Suppose we had a sample of six numbers and their average (mean) value was 4. The sum of these six numbers must have been 24, otherwise the mean would not have been 4.
So, now let us think about each of the six numbers in turn and put them in each of the six boxes as shown below.
If we allowed that the numbers could be positive or negative real numbers, how many values could the first number take? Of course, any value for the first number that we could think of would do the job. Suppose it was a 4.
How many values could the next number take? It could be again anything. Say, it was a 5.
And the third number? Anything too. Suppose it was a 3.
The fourth and fifth numbers could also by anything. Say they were 6 and 4:
Now, we see that the very last number had to be just 2 and nothing else because the numbers had to add up to 24 to have the mean of the six numbers as 4.
So, we had total freedom in selecting the first number. It is true also for the second, third, fourth and fifth numbers. But we would have no choice at all in selecting the sixth number. That means we had 5 degrees of freedom when we had to consider six numbers for their mean value (being a statistical parameter).

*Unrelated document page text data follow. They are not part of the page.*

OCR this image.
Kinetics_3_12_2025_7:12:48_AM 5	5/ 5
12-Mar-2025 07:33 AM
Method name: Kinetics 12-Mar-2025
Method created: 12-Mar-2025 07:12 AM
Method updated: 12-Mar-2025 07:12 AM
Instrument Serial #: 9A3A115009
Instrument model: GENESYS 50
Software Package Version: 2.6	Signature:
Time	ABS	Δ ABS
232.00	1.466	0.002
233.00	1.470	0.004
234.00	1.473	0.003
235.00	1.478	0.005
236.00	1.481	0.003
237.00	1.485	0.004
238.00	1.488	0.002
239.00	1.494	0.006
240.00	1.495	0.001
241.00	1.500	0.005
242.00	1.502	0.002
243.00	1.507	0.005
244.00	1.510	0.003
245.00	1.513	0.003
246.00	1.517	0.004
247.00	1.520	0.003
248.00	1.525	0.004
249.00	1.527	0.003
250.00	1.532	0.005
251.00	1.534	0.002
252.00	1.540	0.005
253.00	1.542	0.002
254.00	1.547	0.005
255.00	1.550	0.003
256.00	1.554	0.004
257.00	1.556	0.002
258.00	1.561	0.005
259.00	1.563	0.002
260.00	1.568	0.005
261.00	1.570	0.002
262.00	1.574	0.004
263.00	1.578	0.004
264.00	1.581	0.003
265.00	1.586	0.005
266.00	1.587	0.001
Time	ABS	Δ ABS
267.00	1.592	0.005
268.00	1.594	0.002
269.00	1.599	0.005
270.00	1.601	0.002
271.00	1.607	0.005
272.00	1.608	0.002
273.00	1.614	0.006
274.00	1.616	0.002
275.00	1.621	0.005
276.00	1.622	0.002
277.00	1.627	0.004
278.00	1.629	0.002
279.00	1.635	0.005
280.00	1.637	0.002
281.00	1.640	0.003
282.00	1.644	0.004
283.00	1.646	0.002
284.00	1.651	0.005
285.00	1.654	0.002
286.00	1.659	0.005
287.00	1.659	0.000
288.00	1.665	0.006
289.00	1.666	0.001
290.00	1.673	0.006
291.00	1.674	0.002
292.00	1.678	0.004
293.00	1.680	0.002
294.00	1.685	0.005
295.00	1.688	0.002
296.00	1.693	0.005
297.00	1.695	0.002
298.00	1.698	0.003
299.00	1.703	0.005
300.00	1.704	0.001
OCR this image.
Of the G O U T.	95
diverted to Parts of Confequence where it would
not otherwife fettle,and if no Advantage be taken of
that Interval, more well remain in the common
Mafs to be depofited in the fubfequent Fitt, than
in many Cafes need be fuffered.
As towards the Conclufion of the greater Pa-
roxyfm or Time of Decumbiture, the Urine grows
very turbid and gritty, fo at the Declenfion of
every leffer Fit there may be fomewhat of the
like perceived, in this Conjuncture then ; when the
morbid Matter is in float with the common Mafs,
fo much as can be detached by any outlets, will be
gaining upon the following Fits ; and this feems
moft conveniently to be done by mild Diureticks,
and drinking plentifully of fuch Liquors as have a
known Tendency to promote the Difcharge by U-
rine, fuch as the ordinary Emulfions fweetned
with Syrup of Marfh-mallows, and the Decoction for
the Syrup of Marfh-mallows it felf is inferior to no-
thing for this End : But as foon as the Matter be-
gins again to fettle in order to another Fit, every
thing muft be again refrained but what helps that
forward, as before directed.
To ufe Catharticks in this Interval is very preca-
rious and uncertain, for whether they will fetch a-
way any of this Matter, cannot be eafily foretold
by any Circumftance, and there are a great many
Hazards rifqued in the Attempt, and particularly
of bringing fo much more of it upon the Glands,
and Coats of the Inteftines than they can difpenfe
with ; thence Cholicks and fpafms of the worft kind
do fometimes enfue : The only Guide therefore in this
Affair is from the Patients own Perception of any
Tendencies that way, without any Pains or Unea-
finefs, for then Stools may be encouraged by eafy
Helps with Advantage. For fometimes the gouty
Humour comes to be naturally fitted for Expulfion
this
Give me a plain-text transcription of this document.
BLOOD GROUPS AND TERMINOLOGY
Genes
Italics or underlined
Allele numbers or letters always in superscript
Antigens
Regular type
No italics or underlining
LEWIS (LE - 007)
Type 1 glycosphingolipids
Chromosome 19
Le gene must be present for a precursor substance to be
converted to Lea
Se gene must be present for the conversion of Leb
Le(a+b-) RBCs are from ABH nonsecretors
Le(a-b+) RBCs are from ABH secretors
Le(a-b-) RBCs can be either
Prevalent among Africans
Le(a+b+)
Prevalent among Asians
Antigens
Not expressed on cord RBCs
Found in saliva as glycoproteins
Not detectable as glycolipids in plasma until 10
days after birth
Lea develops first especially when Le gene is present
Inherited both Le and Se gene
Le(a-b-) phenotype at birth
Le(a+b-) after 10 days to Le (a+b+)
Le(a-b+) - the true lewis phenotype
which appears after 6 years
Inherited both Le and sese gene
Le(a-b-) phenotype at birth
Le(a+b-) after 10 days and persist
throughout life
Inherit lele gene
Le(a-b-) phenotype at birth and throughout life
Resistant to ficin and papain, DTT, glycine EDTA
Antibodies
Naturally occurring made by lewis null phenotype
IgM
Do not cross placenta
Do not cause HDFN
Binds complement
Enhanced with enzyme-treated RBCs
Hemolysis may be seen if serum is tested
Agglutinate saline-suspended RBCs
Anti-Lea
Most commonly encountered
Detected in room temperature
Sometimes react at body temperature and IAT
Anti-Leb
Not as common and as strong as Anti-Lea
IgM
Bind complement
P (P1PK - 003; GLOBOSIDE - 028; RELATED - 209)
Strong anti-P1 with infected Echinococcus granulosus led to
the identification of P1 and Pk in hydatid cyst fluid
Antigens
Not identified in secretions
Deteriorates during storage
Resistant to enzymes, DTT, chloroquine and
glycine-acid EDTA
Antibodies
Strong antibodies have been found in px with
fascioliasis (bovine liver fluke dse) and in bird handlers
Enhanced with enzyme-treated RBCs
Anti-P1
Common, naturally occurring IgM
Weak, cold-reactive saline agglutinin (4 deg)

Generally speaking, we work on n-1 degrees of freedom if we estimate the sample mean from a sample of size n. We use it in our estimation of sample standard deviation and other statistics.
So, we define it as: degrees of freedom, v, is the sample size, n, minus the number of parameter(s), p, estimated from the data.
In the case of linear regression where we consider the linear equation y=a + bx, we have two statistical parameters to take care of, i.e., the y-intercept, a and the slope or gradient, b. Hence, if we have 7 data points on a linear calibration curve, we have to put the degrees of freedom as 7 – 2 or 5. In general, it is n-2 degrees of freedom for a linear regression study.